Conflict theory for religion is a natural outgrowth of the conflicts that naturally exist in cultures. Religious identity acts as an indicator of social status while incorporating the social status of the group into its religious worldview as an extension of its social status.
Conflict theory is a part of the social sciences and seeks to analyze the political, economic and social inequalities within cultures. Conflict theory is associated with Marxism, but has been used within social science theories such as functionalism and positivism.
One aspect of culture is expressed in the varying institutions of religion, which are a natural outgrowth of human behaviors and social groups. Religion is largely an attempt to add structure and understanding to the universe, and as such will seek to explain the noticeable inequalities that exist in human culture.
Religion perpetuates conflict
Because of religion's role of providing explanations for the state of the world, religion tends to offer explanations for social inequalities and often will perpetuate them by giving them divine sanction.
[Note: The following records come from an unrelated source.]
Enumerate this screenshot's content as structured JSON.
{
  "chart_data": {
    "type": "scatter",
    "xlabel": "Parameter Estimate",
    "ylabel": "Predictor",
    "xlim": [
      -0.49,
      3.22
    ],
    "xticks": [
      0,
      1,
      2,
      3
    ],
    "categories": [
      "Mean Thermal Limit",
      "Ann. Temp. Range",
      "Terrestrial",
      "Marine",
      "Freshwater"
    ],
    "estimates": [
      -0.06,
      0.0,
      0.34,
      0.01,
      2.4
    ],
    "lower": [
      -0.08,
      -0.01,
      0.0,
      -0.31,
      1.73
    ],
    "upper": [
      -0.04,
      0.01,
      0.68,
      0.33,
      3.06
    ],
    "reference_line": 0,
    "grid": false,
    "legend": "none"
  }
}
Religion acts as a justifications of the inequalities and thus lays a foundation for social conflict that is only accidentally based upon religious identification.
Religious conflict mimics social conflicts
The natural cultural conflicts that emerge in culture are played out within different religious communities. Because social groups tend to be of the same religious tradition, group identifications will tend to overlap with religious identification. Thus the conflicts between religious groups are often based upon conflicts between the groups themselves for other social, political and economic reasons.
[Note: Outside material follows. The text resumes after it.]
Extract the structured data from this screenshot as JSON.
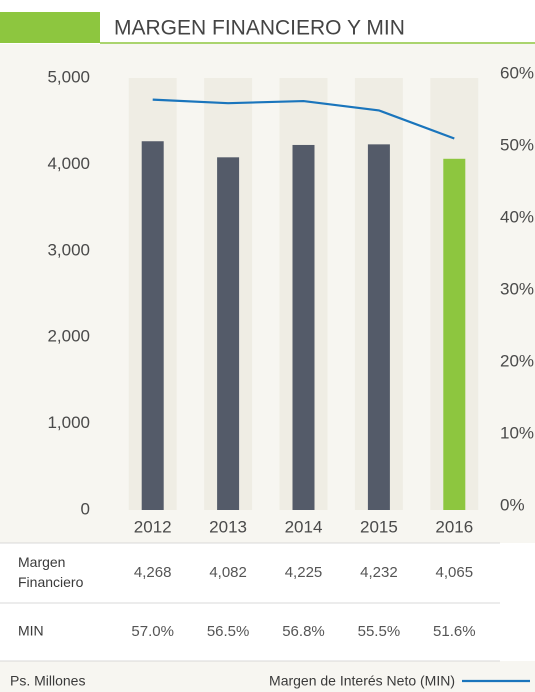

This is true especially where one religion is dominant over others. A group's religious identification will thus act as an indicator of social status. A minority religious group, whether part of the same larger religious tradition as the majority or not, will experience the social stigma in the same way as any other minority group, while incorporating the minority social status into its theology and religious worldview. Comparatively, the dominant group enjoys its social position while often absorbing the role of affluence into its theology and religious worldview.
Religion magnifies social inequalities
The theological differences between religious groups will magnify the preexisting social, political and economic differences by incorporating those inequalities into the group's religious identification and theology over time. The more a group identifies with its social status, the more the group will incorporate this status into its worldview and thus its views about the supernatural and its religious beliefs.
By associating their social status with their theology and religious worldview, the inequalities become magnified and even absorbed into the group identity. Thus a groups' social status will become reflected by the groups' religious ideologies.